I had a case during data manipulation where one column was missing data. I was able to fill in missing data by performing a calculation on data from another column. However, in some cases this other column was missing data where the calculatable column was not. This meant that if I performed the calculation, then replaced all values, I would lose some data.

In [25]:
arrays = [np.array(['A', 'A', 'A', 'B', 'B', 'C', 'C', 'C', 'D']),
          np.array(['1', '2', '3', '1', '2', '1', '2', '3', '1'])]

df = pd.DataFrame([0,None,1,1,1,2,4,None,None], index=arrays, columns=['orig']); df
df['sum'] = pd.Series([4,None,None,3], index=['A','B','C','D']).reindex(df.index, level=0); df
Out[25]:
orig sum
A 1 0.0 4.0
2 NaN 4.0
3 1.0 4.0
B 1 1.0 NaN
2 1.0 NaN
C 1 2.0 NaN
2 4.0 NaN
3 NaN NaN
D 1 NaN 3.0

Imagine the missing value in A was 3, or that there were other rows missing from this data that meant the value for sum is really correct.

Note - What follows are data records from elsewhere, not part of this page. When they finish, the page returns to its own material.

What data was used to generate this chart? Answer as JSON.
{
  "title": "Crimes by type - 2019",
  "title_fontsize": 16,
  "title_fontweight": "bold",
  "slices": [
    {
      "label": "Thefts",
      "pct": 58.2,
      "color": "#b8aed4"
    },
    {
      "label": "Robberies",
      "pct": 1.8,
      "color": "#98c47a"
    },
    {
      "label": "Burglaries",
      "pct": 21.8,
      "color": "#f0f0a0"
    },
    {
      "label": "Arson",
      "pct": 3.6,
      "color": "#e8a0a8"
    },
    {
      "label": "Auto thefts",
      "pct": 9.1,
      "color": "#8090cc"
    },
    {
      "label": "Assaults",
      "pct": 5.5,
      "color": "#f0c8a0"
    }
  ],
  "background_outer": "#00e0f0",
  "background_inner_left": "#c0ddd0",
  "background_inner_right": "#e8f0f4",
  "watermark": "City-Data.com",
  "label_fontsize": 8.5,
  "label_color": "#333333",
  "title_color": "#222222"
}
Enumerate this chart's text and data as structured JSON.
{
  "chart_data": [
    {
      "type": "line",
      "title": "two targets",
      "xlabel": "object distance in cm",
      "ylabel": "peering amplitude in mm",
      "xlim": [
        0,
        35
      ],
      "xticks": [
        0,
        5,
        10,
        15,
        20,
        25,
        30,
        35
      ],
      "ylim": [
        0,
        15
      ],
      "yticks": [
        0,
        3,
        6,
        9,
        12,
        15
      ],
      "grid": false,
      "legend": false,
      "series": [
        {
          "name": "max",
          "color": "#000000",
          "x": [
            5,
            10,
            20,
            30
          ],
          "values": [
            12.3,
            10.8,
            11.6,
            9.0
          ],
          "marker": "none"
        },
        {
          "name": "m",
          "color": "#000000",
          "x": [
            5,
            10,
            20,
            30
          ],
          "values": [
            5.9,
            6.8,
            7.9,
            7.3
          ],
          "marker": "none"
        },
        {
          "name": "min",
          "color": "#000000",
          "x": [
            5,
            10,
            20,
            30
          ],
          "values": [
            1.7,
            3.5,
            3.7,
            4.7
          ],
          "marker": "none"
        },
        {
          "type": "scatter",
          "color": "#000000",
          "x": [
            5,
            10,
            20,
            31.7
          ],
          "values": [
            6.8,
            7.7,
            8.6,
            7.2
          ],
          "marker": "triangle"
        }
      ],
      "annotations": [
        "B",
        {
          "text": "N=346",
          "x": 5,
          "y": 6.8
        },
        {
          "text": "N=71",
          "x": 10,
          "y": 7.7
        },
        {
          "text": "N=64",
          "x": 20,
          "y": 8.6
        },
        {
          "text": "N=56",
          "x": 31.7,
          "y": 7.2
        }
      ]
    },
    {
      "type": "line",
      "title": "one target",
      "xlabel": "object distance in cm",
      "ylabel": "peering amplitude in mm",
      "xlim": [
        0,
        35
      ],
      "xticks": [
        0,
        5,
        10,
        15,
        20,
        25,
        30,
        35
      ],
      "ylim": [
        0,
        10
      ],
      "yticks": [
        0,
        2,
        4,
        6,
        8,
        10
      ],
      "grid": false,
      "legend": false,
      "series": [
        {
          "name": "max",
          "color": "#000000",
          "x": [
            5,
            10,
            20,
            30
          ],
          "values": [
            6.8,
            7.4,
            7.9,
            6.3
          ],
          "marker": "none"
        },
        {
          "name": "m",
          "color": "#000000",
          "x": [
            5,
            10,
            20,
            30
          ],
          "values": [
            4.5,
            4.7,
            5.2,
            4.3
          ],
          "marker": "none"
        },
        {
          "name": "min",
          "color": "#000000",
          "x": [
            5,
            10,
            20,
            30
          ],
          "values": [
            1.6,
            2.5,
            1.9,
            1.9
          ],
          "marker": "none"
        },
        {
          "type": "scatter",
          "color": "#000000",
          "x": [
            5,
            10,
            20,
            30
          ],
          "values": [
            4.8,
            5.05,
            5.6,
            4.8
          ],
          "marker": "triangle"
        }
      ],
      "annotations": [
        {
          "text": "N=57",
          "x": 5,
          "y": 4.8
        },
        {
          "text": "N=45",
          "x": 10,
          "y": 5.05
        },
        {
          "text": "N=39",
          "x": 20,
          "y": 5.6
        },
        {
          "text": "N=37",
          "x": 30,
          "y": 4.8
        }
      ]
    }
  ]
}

Here we want to fill in the values for B and C without overwriting the values for A or D as these cannot be recalculated using the data we are given.

In [26]:
replacement = df[~df['orig'].isnull()]['orig'].sum(level=0).reindex(df.index, level=0); replacement
Out[26]:
A  1    1.0
   2    1.0
   3    1.0
B  1    2.0
   2    2.0
C  1    6.0
   2    6.0
   3    6.0
D  1    NaN
Name: orig, dtype: float64

fillna will only update values in the original series where they are already None - it won't overwrite existing values. This way we can keep the value for A and D and only update the missing cases that we need.

In [27]:
df['sum'] = df['sum'].fillna(replacement); df
Out[27]:
orig sum
A 1 0.0 4.0
2 NaN 4.0
3 1.0 4.0
B 1 1.0 2.0
2 1.0 2.0
C 1 2.0 6.0
2 4.0 6.0
3 NaN 6.0
D 1 NaN 3.0

Now instead imagine that we know the value for A is wrong and we want to overwrite it using our new calculation. Since the original data fro D is missing we're going to rely on the fact that it's correct and don't want to overwrite that. So we want to update values for A, B, and C. Using update will overwrite the existing values where our new series is not None. This is done "inplace".

In [28]:
df['sum'].update(replacement); df
Out[28]:
orig sum
A 1 0.0 1.0
2 NaN 1.0
3 1.0 1.0
B 1 1.0 2.0
2 1.0 2.0
C 1 2.0 6.0
2 4.0 6.0
3 NaN 6.0
D 1 NaN 3.0

These fillna and update functions aren't anything special to MultiIndexed DataFrames, this demonstration to myself is more to show the full workflow once the recalculated Series has been properly indexed to align with what we're filling or updating. None of these calculations will work if the new Series is only indexed at the higher level, and sometimes the code doesn't even throw errors so you won't know that it's failed.